Intuitively, this should be easy to realize if you consider that the recommended sample size is more than 20 times the size of the sample you already have. The data you have will be dwarfed by these new data and you will in effect have a completely new experiment that could go either way (especially since it's already clear that the effect is not very strong and the data you already have are not conclusive – otherwise, you could already reject the null hypothesis).
For a similar idea, expressed more carefully in a completely different context, you might refer to Kraemer H.C., Mintz J., Noda A., Tinklenberg J., & Yesavage J.A. (2006).

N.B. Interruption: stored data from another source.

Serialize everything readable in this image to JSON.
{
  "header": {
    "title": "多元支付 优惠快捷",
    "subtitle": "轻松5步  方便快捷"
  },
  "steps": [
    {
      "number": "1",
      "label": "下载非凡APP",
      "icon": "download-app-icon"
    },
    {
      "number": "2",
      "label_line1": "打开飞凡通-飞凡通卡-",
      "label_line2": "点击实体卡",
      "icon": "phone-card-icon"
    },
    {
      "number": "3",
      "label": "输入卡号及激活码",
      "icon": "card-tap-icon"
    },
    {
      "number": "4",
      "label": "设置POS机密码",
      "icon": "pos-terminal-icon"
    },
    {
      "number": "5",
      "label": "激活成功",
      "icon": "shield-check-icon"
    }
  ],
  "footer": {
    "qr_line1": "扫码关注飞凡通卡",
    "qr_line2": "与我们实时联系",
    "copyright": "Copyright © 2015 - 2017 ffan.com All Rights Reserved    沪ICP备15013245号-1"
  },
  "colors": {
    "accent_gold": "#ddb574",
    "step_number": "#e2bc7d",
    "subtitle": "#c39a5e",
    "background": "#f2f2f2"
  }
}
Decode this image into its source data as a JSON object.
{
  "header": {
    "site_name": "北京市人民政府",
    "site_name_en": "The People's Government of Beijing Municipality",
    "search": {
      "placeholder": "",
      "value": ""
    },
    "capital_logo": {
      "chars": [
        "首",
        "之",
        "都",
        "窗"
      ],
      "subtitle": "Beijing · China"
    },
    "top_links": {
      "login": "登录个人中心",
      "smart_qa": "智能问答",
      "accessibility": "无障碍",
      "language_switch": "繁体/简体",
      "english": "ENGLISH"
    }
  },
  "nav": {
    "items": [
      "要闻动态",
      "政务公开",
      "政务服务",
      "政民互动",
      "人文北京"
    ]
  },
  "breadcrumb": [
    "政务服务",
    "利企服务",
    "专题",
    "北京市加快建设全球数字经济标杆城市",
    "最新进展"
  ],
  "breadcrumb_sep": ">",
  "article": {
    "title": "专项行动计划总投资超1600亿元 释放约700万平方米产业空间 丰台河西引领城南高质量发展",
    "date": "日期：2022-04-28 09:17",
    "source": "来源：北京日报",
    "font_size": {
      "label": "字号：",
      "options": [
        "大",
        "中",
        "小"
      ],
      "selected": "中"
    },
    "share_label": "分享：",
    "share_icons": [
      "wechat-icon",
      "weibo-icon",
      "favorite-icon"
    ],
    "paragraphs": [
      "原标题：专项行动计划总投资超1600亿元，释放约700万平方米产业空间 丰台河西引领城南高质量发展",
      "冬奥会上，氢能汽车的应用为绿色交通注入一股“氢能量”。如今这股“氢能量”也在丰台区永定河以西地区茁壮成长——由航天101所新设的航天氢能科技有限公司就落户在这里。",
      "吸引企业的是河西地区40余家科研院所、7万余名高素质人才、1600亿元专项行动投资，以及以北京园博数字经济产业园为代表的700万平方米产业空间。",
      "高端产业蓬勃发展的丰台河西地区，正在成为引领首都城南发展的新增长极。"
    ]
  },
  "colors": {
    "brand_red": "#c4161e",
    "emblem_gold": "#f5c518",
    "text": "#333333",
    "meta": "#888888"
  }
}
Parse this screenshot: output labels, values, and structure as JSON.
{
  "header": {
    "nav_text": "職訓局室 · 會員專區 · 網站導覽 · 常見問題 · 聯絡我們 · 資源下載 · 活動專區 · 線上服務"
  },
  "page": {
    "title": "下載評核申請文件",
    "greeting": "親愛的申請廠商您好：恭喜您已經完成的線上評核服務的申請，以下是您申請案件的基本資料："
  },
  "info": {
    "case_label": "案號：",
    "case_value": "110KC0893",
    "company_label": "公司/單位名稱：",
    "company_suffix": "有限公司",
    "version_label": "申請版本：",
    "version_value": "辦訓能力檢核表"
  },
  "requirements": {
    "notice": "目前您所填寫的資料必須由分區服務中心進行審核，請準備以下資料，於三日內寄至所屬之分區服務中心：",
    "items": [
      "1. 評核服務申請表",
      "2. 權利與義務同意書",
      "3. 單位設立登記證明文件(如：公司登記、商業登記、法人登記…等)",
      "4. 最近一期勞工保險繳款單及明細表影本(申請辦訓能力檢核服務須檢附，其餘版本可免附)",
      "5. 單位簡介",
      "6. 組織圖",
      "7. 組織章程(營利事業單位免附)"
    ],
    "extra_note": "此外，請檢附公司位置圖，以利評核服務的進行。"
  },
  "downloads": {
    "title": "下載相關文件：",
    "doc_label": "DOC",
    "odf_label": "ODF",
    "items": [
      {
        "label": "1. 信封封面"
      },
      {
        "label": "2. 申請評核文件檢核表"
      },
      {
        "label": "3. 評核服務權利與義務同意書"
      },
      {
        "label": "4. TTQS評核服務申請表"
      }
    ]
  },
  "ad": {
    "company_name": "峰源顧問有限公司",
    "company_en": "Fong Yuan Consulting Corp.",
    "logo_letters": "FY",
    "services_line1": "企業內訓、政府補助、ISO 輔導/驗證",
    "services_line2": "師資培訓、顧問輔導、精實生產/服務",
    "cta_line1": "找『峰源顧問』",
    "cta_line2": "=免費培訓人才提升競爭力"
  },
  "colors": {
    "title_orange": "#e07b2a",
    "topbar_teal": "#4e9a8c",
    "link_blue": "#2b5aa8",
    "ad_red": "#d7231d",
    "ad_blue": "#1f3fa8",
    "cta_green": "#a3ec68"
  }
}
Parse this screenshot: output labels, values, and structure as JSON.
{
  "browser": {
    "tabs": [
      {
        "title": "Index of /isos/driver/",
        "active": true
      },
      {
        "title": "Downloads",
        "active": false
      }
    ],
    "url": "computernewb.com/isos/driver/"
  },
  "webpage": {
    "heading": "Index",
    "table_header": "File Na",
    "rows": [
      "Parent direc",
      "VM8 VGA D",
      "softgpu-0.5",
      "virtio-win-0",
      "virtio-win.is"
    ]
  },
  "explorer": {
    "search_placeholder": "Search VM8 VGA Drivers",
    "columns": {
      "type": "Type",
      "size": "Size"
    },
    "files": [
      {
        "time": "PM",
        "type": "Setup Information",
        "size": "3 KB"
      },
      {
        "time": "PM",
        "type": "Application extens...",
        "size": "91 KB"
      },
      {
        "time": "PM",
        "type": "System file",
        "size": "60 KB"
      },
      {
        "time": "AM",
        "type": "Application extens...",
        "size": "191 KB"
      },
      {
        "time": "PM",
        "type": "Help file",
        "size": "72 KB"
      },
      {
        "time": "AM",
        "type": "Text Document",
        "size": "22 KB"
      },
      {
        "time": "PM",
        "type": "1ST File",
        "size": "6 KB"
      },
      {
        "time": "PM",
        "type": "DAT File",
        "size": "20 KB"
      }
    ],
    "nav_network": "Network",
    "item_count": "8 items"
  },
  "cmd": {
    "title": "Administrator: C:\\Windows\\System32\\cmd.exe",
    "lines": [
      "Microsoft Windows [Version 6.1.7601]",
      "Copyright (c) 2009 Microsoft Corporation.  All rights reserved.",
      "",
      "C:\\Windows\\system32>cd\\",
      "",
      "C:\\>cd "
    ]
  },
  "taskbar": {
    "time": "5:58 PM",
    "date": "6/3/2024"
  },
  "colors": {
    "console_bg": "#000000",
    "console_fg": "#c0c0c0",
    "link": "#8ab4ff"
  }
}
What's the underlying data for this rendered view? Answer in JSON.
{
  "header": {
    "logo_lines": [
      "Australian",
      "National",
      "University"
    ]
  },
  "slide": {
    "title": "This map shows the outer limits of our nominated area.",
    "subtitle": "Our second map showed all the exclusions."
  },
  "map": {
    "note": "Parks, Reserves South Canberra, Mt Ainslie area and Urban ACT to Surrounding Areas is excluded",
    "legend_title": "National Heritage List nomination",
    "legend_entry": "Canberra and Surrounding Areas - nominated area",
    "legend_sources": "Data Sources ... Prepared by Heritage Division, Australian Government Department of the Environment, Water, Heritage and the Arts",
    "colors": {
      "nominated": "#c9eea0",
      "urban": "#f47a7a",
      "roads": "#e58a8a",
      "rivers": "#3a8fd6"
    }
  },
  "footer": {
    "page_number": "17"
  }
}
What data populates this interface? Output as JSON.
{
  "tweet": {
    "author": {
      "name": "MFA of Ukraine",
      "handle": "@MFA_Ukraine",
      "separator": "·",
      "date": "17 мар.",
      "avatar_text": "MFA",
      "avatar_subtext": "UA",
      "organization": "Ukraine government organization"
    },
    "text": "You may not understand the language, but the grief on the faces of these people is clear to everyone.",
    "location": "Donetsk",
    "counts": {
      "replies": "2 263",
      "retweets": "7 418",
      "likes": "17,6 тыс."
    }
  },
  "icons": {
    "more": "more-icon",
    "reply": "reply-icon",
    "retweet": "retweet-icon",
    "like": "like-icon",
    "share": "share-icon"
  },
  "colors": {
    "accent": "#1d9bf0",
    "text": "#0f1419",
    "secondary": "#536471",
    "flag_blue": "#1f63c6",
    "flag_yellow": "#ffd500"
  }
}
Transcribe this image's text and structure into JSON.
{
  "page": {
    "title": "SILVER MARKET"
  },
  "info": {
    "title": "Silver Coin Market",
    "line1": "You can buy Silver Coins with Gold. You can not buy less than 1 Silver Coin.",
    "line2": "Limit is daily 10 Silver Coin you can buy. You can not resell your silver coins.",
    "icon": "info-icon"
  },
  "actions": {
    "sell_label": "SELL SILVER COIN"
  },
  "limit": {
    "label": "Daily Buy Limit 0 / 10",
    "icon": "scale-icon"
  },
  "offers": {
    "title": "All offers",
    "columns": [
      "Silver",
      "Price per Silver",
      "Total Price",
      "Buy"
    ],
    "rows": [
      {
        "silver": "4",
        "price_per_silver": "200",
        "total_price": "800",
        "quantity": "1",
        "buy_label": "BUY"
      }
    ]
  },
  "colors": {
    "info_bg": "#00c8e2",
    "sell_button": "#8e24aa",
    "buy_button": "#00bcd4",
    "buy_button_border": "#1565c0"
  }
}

Caution regarding the use of pilot studies to guide power calculations for study proposals. Archives of General Psychiatry, 63 (5), 484-489.
The information provided on the calculator's page is in any case very thin and insufficient to serve as a basis for a proper power analysis. Even if you were willing to disregard the point I just discussed, you would at the very least need the desired level of power (together with the effect size and error level) to compute a sample size and it does not seem to be mentioned anywhere.